Arbitration, first offered to the players by the teams back in the early 1970′s as a way of appeasing the union in its calls for free agency, has never been popular with teams. This article by Fred Claire at MLB.com partly explains why.

One reason it is unpopular is because of the nature of the hearing process. For the players, they try to maximize their value to their team in the eyes of the arbitration panel: a sort of “how great I art” argument. For the teams, they try to minimize the player’s value: basically arguing “how great thou aren’t.” This is contentious.

Another reason is that simply by becoming eligible for arbitration, players see a jump in their salaries and teams are bound to accept these salaries.

Here’s what Bud Selig (in 1992 PM) had to say when asked by the New York Times about the economics of baseball: “In the last 15 to 18 months, talking to every club, asking ‘What do you hate most about the system?’ The bottom line is if they had their choice, without a doubt, it’s salary arbitration. Free agency at least you can elect to do, but in salary arbitration you’re somewhat of a prisoner of what other people have done.”

Claire points to the tie between the arbitration system and free agency as one of the problems.

Baseball’s labor market consists of three tiers of players: 1. reserved players who have less than three years of service* are, basically, the property of their teams; 2. arbitration-eligibles – players who have at least three years of service are also the property of their teams. But they can have their salaries determined through arbitration; 3. free agents, players who are not the property of their teams and are free to sign with whoever wants to sign them.

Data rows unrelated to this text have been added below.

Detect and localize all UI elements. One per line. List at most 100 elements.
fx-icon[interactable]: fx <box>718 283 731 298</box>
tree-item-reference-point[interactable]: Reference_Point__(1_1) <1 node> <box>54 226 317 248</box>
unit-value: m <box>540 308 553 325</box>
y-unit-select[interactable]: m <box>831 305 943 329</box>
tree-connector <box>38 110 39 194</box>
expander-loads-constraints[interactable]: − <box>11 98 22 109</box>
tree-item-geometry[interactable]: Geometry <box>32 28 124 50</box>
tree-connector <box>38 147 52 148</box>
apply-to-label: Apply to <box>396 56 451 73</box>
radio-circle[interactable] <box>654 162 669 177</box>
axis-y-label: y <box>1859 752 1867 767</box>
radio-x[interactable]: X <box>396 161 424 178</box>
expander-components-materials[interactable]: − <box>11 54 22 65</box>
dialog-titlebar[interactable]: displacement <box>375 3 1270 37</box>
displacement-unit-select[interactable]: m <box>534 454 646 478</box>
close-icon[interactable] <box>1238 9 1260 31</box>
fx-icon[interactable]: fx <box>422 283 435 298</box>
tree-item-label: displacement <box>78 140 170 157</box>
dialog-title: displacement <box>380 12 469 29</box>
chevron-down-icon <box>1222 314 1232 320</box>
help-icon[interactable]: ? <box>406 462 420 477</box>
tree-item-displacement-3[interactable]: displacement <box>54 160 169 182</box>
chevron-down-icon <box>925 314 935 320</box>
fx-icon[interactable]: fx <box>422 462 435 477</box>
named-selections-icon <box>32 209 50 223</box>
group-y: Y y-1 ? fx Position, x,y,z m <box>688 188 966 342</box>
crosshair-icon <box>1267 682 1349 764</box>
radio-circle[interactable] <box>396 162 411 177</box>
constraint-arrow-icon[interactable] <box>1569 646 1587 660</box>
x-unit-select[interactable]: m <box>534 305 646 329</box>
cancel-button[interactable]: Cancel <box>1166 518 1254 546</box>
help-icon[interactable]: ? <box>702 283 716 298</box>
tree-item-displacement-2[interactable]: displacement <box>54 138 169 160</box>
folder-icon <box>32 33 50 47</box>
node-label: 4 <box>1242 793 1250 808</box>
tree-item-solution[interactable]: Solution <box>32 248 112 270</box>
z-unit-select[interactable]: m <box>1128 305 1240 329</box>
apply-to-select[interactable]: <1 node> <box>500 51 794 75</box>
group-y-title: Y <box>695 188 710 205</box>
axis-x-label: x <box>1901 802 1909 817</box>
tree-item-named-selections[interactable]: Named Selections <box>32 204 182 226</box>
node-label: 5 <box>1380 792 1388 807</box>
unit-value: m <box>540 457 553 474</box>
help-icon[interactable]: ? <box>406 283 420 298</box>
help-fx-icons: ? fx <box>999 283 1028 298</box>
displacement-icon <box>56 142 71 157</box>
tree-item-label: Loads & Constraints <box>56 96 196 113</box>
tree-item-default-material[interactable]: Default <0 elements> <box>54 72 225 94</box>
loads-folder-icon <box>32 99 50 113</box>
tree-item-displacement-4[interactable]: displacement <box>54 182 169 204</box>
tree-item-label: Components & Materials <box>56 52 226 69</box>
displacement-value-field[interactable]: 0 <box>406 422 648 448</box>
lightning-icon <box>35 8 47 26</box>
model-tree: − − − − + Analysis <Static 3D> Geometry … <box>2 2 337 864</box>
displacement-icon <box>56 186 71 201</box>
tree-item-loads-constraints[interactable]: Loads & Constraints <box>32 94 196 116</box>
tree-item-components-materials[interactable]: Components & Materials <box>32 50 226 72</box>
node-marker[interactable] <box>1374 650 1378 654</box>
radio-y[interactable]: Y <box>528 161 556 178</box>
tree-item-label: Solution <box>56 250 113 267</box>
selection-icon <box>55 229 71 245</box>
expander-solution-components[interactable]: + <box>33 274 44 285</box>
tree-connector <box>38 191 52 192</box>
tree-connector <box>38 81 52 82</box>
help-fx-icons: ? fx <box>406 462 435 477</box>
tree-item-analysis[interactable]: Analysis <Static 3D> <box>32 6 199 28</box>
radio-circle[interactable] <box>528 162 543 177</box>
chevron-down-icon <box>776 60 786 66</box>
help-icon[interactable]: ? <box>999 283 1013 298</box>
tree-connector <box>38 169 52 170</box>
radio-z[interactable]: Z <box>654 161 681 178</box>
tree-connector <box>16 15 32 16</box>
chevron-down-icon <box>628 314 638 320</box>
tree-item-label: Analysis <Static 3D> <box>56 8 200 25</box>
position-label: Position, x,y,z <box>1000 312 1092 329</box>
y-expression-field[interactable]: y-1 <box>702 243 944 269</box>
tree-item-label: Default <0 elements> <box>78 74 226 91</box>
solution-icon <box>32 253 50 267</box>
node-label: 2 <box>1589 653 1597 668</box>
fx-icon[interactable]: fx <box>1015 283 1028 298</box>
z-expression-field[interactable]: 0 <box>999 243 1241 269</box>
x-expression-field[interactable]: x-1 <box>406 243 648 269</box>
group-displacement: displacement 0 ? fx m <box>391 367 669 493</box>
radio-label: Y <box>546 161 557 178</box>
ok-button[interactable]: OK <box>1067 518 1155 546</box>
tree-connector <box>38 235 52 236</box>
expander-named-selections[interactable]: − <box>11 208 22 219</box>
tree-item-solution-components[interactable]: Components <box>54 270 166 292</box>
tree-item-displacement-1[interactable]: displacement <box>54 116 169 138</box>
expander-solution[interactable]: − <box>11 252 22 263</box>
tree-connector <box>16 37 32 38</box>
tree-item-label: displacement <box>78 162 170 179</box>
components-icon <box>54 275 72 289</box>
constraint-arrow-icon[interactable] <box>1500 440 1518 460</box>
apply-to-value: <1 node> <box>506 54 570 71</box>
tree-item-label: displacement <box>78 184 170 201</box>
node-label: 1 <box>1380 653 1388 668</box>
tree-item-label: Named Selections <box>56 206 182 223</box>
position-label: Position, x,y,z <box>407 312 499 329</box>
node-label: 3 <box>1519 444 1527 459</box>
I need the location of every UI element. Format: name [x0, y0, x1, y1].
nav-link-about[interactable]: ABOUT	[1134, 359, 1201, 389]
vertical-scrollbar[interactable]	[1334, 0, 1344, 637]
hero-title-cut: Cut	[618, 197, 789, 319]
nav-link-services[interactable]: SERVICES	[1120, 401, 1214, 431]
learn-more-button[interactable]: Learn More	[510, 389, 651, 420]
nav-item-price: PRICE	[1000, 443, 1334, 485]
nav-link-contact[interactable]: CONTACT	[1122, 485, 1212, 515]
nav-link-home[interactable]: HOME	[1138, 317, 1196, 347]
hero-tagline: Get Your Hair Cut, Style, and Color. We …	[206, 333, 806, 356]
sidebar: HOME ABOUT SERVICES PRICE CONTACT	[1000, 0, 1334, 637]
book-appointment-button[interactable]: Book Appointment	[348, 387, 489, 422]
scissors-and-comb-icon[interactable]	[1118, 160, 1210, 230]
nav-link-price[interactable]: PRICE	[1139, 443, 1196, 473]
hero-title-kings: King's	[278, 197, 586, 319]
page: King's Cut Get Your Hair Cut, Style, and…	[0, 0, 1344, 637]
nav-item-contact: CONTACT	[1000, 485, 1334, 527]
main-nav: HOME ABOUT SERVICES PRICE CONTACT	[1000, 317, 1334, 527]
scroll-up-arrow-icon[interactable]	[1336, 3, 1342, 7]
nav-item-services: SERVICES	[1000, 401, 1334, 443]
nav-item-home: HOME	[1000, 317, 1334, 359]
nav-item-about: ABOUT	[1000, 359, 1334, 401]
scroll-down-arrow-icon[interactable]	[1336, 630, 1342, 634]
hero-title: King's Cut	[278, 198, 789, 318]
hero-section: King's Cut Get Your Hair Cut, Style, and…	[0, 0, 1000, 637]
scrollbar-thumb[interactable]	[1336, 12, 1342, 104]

The collective bargaining agreement (CBA) restricts what arbitration panels can consider when rendering decisions (Article VI, Section F). Among those considerations are what comparable baseball players have earned as salaries. Because some free agents are comparable to arbitration-eligibles, their salaries, somewhat filtered down and averaged out, become part of the consideration (Dan Marburger’s 2004 Economic Inquiry paper on arbitrator compromise provides econometric evidence of this). That’s one reason why players see a jump in their salaries when they first become eligible.

But reading the article, the rhetoric and one-sidedness reminded me that this article comes from MLB.com, the official site of MLB and, therefore, a mouthpiece of the teams. So Claire doesn’t discuss another reason for why the average player sees a nice raise just for becoming eligible: reserved players are in a monopsonistic labor market and, thus, earn salaries below their marginal values to their respective teams.

You can argue that part of the difference between salaries and marginal value can be considered a return on investment in minor league training. You can also argue that part of the difference goes to pure monopsony rent. The point is that reserved players are paid less than their marginal value and arbitrated players are paid closer to their marginal value because arbitration mimics, albeit imperfectly, a competitive labor market. Thus the jump in salaries by becoming eligible.

*A set of players with two years of service are also eligible for arbitration.